Kitap son 500 yılda dünyada egemen güç olan siyasi, ekonomik, askeri v.b alanlarda birçok toplumu etki sahası içine almış, dünya politikasında söz sahibi olmuş büyük güçlerin yükselişlerini ve çöküşlerini konu edinmiş. Bazı devletlerin Eko-Politik, Sosyo-Politik v.b konularda ilerleme kaydetmemelerine rağmen bazı devletlerin ise sıradan bir ülke konumundan çıkıp hızla güçlenip küresel bir güç olarak dünya politikasında yükselmelerinin nedenleri ve sonuçları üstünde durulmuş. Yazar bir zamanlar Batı toplumunun çok çok önünde olan Osmanlı, Çin ve Hint imparatorluklarının neden gerilediği 16 - 18 yy. lar arasında İspanya, Hollanda, İngiltere, Fransa ve Rusyanın yükselişlerini; 19 yy. başlarına dogru ABD, Almanya, Japonya üçlüsünün yükselişlerini ve 20.yy ‘da ise ABD ve SSCB yükselişlerinin nedenlerini ve sonuçlarını çok iyi analiz etmiş. Kitabın üstünde durduğu ana tema ise günümüzdeki ve geçmişteki süper güçlerin askeri ve siyasal açıdan gücünün temeli olan ekonomik güç. Büyük güçlerin yükselişleri ve çöküşlerinin temel sebebinin ekonomik sebepler olduğu üzerine durulmuş ve kitabın tüm bölümlerinde bu olgu nedenleriyle açıklanmaya çalışılmış. Kitabı okuyup bitirdikten sonra Atatürkün izmir iktisat kongresinde söylediği sözleri aklıma geliyor.
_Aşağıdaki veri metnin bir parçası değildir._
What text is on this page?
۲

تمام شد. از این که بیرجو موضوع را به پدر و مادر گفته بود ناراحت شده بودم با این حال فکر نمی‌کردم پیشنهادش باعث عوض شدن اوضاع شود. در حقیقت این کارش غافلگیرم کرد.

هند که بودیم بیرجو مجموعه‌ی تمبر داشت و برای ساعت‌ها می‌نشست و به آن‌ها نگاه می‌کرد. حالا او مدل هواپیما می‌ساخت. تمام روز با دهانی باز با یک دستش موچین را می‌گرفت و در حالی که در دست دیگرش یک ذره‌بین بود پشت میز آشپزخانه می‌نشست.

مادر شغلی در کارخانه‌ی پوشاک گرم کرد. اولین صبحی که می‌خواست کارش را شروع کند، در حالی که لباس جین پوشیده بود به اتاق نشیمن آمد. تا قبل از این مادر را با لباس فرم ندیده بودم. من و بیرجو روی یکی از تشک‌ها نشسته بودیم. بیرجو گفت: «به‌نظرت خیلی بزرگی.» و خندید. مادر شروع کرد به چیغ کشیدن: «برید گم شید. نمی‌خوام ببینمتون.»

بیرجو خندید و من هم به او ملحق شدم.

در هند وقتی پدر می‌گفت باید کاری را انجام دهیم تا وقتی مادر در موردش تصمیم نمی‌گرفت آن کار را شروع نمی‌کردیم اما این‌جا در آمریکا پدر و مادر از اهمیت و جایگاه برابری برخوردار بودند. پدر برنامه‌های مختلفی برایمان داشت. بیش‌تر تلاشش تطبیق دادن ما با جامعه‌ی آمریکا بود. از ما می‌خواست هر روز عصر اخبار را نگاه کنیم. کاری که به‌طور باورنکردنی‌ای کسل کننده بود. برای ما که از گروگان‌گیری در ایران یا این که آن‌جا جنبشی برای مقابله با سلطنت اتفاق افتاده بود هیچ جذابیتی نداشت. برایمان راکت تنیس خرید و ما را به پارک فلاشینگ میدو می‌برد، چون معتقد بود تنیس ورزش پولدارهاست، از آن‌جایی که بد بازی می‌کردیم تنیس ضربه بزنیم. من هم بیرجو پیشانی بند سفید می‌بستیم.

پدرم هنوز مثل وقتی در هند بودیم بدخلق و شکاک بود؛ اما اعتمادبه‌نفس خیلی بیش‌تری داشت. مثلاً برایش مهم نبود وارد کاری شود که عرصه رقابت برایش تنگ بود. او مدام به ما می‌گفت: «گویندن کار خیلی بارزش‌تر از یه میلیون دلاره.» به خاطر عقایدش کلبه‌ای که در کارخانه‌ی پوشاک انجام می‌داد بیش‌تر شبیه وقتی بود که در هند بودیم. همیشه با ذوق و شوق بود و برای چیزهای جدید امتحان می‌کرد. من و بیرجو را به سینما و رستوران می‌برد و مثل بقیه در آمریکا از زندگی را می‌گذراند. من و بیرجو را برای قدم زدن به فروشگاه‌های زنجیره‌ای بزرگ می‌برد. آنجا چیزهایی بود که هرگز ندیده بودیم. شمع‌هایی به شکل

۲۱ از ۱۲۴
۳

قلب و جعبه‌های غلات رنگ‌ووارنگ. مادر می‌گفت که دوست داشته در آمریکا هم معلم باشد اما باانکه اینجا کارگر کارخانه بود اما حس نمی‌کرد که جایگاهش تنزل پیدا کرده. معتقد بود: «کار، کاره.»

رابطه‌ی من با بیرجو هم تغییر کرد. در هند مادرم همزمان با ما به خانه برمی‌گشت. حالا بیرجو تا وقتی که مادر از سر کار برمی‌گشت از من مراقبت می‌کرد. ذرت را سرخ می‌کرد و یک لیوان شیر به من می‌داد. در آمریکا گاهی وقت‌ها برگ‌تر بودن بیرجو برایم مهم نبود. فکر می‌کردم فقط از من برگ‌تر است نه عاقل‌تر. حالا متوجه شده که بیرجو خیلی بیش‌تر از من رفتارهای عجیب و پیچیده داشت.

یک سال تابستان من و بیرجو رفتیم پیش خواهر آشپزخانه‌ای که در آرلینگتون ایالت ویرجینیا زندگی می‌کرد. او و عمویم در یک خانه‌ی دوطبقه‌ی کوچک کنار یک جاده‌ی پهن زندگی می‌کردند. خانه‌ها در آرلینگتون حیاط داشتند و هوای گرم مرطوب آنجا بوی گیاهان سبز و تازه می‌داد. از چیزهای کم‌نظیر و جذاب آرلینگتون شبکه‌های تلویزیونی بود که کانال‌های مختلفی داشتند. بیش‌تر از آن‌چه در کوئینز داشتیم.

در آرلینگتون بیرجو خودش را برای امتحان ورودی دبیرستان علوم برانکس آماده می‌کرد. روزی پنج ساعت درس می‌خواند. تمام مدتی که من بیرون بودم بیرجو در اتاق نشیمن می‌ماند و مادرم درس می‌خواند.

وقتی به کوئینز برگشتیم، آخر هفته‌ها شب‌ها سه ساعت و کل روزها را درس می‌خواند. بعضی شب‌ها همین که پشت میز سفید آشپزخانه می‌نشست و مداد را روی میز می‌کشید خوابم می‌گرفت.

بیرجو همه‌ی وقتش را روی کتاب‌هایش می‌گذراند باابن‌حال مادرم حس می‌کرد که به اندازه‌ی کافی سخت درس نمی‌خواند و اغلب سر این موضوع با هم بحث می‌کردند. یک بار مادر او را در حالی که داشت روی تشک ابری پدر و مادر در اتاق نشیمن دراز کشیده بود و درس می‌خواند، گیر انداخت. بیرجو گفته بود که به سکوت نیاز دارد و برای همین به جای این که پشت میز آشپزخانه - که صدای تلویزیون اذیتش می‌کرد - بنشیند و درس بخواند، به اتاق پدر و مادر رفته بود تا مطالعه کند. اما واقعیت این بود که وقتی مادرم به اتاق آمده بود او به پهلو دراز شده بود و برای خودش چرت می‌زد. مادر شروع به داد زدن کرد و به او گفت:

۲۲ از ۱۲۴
"Bir ulusun hayatıyla doğrudan doğruya ilgili olan ekonomisi, çöküşünün de yükselişinin de nedenidir. Zamanımız bir iktisat çağıdır. Kılıç kullanan kol yorulur ama saban kullanan kol yorulmaz, her gün daha çok güçlenir ve toprağına daha iyi sahip olur. Osmanlı İmparatorluğu her şeyden önce sabanın karşısında yenildi. Kılıçla zafer kazananlar er geç yerlerini sabanla zafer kazananlara bırakmak zorunda kalırlar. Ulusal egemenlik, iktisadî egemenlikle birleştirilmelidir yoksa kazanılan askerî ve siyasî başarılardan olumlu sonuçlar elde edilemez’’
Kitabı okuduğunuzda bu sözün anlamını daha iyi anlayacaksınız.